Once Ava’s out of earshot, Nana says, “When y’all taking me back to my house?”

“What happened?” Momma asks.

“Keep your damn voice down!” Ironically, she’s not keeping hers down. “Yesterday morning, I took some catfish out for dinner. Was gonna fry it up with some hush puppies, fries, the whole nine. I left to run some errands.”

“What kinda errands?” I ask for the hell of it.

Nana cuts me “the look” and it’s like seeing Momma in thirty years, with a few wrinkles and gray hairs she missed when coloring her hair (she’d whoop my behind for saying that).

“I’m grown, li’l girl,” she says. “Don’t ask me what I do. Anyway, I come home and that heffa done covered my catfish in some damn cornflakes and baked it!”

“Cornflakes?” I say, parting the doll’s hair.

“Yes! Talking ’bout, ‘It’s healthier that way.’ If I want healthy, I eat a salad.”

Momma covers her mouth, and the edges of her lips are turned up. “I thought you and Pam got along.”

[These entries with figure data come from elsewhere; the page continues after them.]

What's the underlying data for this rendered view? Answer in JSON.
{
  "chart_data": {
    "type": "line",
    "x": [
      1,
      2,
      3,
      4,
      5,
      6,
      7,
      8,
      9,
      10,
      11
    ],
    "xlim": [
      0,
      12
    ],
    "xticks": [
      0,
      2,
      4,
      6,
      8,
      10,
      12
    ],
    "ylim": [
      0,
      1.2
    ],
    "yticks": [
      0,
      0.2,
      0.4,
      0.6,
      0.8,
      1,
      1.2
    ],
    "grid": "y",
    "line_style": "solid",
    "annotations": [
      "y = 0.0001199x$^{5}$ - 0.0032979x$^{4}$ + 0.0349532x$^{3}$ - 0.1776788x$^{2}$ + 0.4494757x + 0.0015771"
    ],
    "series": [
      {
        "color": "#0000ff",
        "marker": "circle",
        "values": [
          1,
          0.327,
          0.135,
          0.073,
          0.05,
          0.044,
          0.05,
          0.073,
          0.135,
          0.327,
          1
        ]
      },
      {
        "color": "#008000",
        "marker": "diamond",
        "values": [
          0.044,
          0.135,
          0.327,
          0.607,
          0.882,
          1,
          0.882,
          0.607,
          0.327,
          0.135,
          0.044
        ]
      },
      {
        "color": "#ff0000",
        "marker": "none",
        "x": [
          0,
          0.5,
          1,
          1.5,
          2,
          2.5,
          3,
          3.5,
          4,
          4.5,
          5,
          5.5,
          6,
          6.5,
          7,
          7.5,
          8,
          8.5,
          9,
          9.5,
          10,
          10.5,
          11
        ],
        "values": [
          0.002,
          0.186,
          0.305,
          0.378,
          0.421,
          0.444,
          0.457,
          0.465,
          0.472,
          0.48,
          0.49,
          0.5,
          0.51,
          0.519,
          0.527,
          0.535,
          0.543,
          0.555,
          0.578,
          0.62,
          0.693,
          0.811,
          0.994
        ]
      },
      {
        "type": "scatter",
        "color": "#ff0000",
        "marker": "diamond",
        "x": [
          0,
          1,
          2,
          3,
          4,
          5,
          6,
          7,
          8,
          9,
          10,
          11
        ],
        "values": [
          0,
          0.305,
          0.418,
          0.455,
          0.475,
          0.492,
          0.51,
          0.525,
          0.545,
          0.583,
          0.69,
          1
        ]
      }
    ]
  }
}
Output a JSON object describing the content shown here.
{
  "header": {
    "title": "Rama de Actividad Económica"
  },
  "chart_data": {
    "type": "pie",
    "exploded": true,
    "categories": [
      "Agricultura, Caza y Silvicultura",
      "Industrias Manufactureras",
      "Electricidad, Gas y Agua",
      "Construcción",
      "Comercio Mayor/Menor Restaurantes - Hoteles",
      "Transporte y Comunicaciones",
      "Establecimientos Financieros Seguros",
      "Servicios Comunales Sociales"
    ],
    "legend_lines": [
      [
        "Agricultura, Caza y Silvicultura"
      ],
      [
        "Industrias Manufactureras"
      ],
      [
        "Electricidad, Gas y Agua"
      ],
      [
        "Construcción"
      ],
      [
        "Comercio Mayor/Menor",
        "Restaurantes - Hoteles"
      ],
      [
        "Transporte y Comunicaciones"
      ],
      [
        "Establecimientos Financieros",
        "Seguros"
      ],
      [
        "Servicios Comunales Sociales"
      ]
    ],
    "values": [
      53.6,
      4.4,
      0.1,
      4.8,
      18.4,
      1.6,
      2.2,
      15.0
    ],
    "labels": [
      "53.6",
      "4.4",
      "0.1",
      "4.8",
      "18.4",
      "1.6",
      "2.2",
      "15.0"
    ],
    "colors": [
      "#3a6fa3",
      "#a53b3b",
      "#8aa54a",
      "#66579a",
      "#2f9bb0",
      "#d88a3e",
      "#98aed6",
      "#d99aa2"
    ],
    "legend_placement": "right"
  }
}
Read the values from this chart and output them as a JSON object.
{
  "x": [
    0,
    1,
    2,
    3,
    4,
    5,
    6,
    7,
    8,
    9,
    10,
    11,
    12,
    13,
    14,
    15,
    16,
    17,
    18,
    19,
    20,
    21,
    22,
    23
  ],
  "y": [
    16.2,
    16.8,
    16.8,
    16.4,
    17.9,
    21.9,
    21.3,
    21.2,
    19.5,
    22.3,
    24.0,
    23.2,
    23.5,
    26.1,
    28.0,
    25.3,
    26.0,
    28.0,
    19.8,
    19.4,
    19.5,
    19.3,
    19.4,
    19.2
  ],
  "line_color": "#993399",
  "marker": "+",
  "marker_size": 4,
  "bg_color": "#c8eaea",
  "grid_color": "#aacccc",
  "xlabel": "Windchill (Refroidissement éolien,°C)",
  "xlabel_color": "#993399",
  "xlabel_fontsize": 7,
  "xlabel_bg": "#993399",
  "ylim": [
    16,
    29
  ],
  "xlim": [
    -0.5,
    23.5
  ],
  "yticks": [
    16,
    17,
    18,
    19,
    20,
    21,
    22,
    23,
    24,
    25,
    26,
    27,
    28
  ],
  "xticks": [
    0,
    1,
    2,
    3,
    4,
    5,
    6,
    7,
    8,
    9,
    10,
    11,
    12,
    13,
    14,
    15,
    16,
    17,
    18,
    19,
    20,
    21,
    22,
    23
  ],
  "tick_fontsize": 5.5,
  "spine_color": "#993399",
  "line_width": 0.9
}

“We did. Until she messed with my food. Now, I’ve dealt with a lotta things since I’ve been here. But that”—she holds up a finger—“is taking it too damn far. I’d rather live with you and that ex-con than deal with this.”

Momma stands and kisses Nana’s forehead. “You’ll be all right.”

Nana waves her off. When Momma leaves, she looks at me. “You okay, li’l girl? Carlos told me you were in the car with that boy when he was killed.”

“Yes, ma’am, I’m okay.”

“Good. And if you’re not, you will be. We’re strong like that.”

I nod, but I don’t believe it. At least not about myself.

The doorbell rings up front. I say, “I’ll get it,” put Ava’s doll down, and go inside.

Crap. Chris is on the other side of the door. I wanna apologize to him, but dammit, I need time to prepare.

Weird though. He’s pacing. The same way he does when we study for tests or before a big game. He’s afraid to talk to me.